Deepak: No, because those of us who are very involved in spiritual experience and transcendence and what we call self-realization, and that’s what tonight‘s meditation is about. Rupert Spira, he’s a non-dualist by the way. He’s from England. He knows nothing about science, so we can’t even go there with him. He’s a pure non-dualist through techniques of self-reflection. Those of us who are involved in those practices, I called them contemplative practices, they’re mostly Eastern but there are Western versions of it in various religions, including Christianity, where you actually have the knowingness—I won’t say experience—but that knowingness of inseparability of existence, where you have the intuition or knowingness that what we are experiencing right now is a human construct in a species of consciousness that we call human beings, that other species have experiences unknowable to us, but there is a common source for all these experiences, which is pure consciousness without any constructs. And when we have that experience, we feel reverence, we feel humility, we feel wonder, and we will not engage in science that is diabolical, that is create atom bombs or biological warfare or ecodestruction or climate change. We will not participate in that kind of science. Because science lends itself—[We receive a dish complements of the kitchen.] So we will not engage in science that is diabolical. And whether we like it or not the next extinction of human beings will be unaware human beings using science, whether it’s Kim Jong or whoever. We’re doing it already. I mean I don’t think the human species is going to last.

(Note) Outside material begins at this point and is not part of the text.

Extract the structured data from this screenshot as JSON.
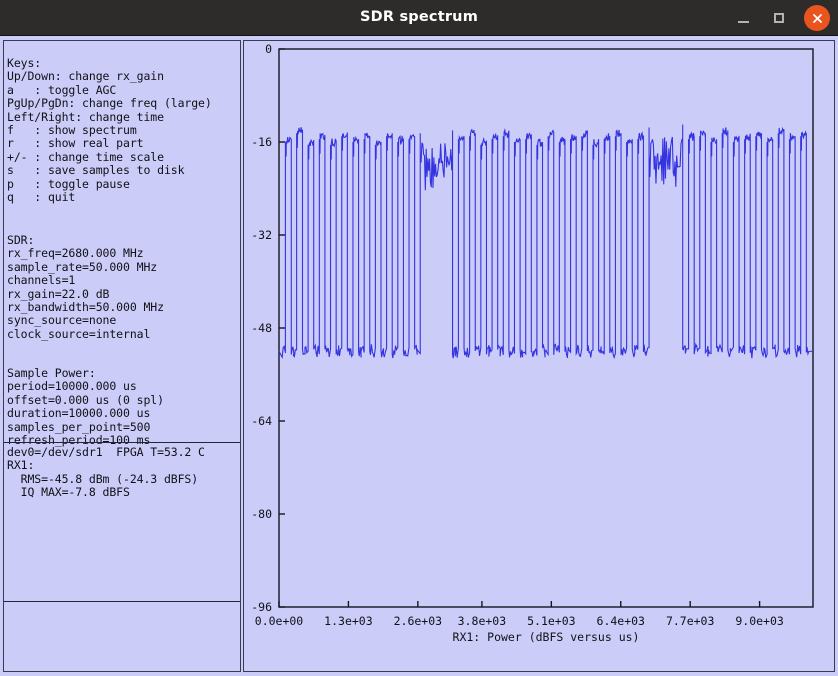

Matt: Using science and technology to do bad deeds, that’s a separate issue from the question of whether there is reality outside of consciousness.

Deepak: I think the only reality is consciousness. Period.

Matt: That’s a separate issue from what people do with technology.

Deepak: Science is a great adventure in human consciousness. Where do we come up with experiments? In consciousness. Where do we make observations? In consciousness. Where do we construct theories? In consciousness.

Matt: Yeah.

Deepak: It’s the elephant in the room.

Matt: I think people accept that as a premise and get beyond that. They say, okay, given that all of this is in consciousness, let’s play with different constructs within our consciousness. The construct of reality, the construct of the brain.

Deepak: We really need a merging of the scientific method with spiritual practice. Otherwise we will not get close to what we call reality, fundamental reality. I think subjective and objective are correlates of something much more fundamental, which is not in space-time. Now if you choose you can call it God, but that’s such a loaded word and such a dangerous word that you get in trouble, as I did.